Employers should also remember the scope and purpose of the policy. It is not a tool to delve into employees’ private lives, but to manage the very real and professional problems that workplace relationships cause. Therefore, those who are responsible for the policy should be senior and experienced enough to take a sensible approach to its implementation. For example, using the policy as a ‘stick’ against a generally disruptive employee may have a chilling effect on other employees coming forward in future.

This will be a sensitive area for many people and HR/management need to react to the issues it throws up accordingly.

Data protection

How Love Contracts interact with data protection laws remains uncharted territory. As the information processed under a Love Contract will be personal data, companies should keep a record of the legal basis on which this data is processed and flag this up in their data privacy notice.

A trickier issue is whether information regarding relationships is ‘special categories of personal data’. Processing of this information is prohibited unless you have an additional legal basis under GDPR, and here in the UK you require additional documentation to do so. Special categories of personal data includes information about a person’s sexual orientation and sex life. Whether your Love Contract includes details of someone’s sex life (query whether a non-sexual relationship would need to be declared in the first place), you will be certainly processing information regarding their sexual orientation. If someone’s sexual orientation is manifestly public, this shouldn’t pose a problem. It is where employees are not open about their sexuality that your data protection obligations should be considered carefully.

There is no clear guidance on how Love Contracts and data protection interact, but it is likely to become contentious should you try discipline, or dismiss, an employee for not complying with the policy. To manage this risk, the best advice is to document your legal basis for processing this information as early as possible and even consider a Privacy Impact Assessment.

In keeping with your data protection obligations, you should also be mindful in how the information will be stored, who has access to it and how long it will be retained for. Pseudonymisation should be considered with limited access to the ‘key’.

The right to private and family life

Another unresolved issue is how a Love Contract imposes on an employee’s right to private and family life under Article 8 of the European Convention on Human Rights. However, even leaving aside Brexit arguments, it would be a rare set of circumstances that the ECHR would be invoked in a workplace dispute.

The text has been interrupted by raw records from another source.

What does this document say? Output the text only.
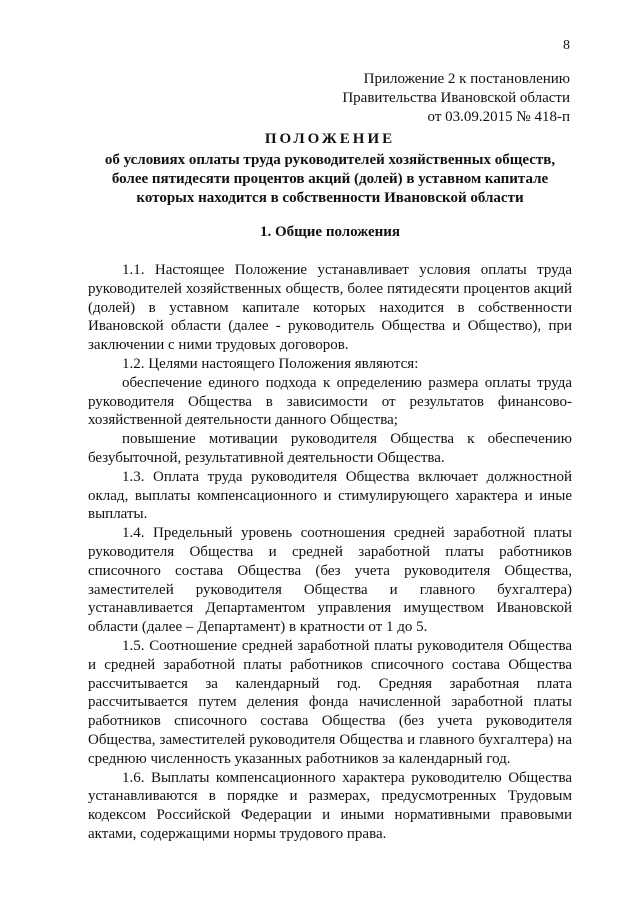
8
Приложение 2 к постановлению
Правительства Ивановской области
от 03.09.2015 № 418-п
ПОЛОЖЕНИЕ
об условиях оплаты труда руководителей хозяйственных обществ,
более пятидесяти процентов акций (долей) в уставном капитале
которых находится в собственности Ивановской области
1. Общие положения

1.1. Настоящее Положение устанавливает условия оплаты труда руководителей хозяйственных обществ, более пятидесяти процентов акций (долей) в уставном капитале которых находится в собственности Ивановской области (далее - руководитель Общества и Общество), при заключении с ними трудовых договоров.

1.2. Целями настоящего Положения являются:

обеспечение единого подхода к определению размера оплаты труда руководителя Общества в зависимости от результатов финансово-хозяйственной деятельности данного Общества;

повышение мотивации руководителя Общества к обеспечению безубыточной, результативной деятельности Общества.

1.3. Оплата труда руководителя Общества включает должностной оклад, выплаты компенсационного и стимулирующего характера и иные выплаты.

1.4. Предельный уровень соотношения средней заработной платы руководителя Общества и средней заработной платы работников списочного состава Общества (без учета руководителя Общества, заместителей руководителя Общества и главного бухгалтера) устанавливается Департаментом управления имуществом Ивановской области (далее – Департамент) в кратности от 1 до 5.

1.5. Соотношение средней заработной платы руководителя Общества и средней заработной платы работников списочного состава Общества рассчитывается за календарный год. Средняя заработная плата рассчитывается путем деления фонда начисленной заработной платы работников списочного состава Общества (без учета руководителя Общества, заместителей руководителя Общества и главного бухгалтера) на среднюю численность указанных работников за календарный год.

1.6. Выплаты компенсационного характера руководителю Общества устанавливаются в порядке и размерах, предусмотренных Трудовым кодексом Российской Федерации и иными нормативными правовыми актами, содержащими нормы трудового права.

Nonetheless, as a general policy consideration the increasing prevalence of Love Contracts may start more general conversations about the ability of employers to collect such personal information about employees. It would be worth keeping track of such public discussions to ensure your own policy is aligned to market practice and generally accepted standards.

LGBT+ issues

Love Contracts pose a particular risk for LGBT+ employees for two reasons. First, your business may be operating in locations which are hostile to the LGBT+ community. Your policy should be mindful of who holds the information and who has access to it. You should also be conscious of the reporting line, as the direct line manager or local HR person may not be best placed to deal with this information appropriately. You may also have to consider your legal obligations in countries where homosexuality is explicitly illegal. In most cases, having your policy not applicable in these countries may be the most sensible option.

You should also be mindful of employees who may not wish to reveal their sexuality to their employer. Regardless of the sensitive nature in which this information will be handled, some employees may feel strongly about having to ‘come out’ to their employer if they are in relationship with a colleague. Therefore, how your policy is enforced should be sensitive of such issues, perhaps by providing that these hard cases are mitigating circumstances.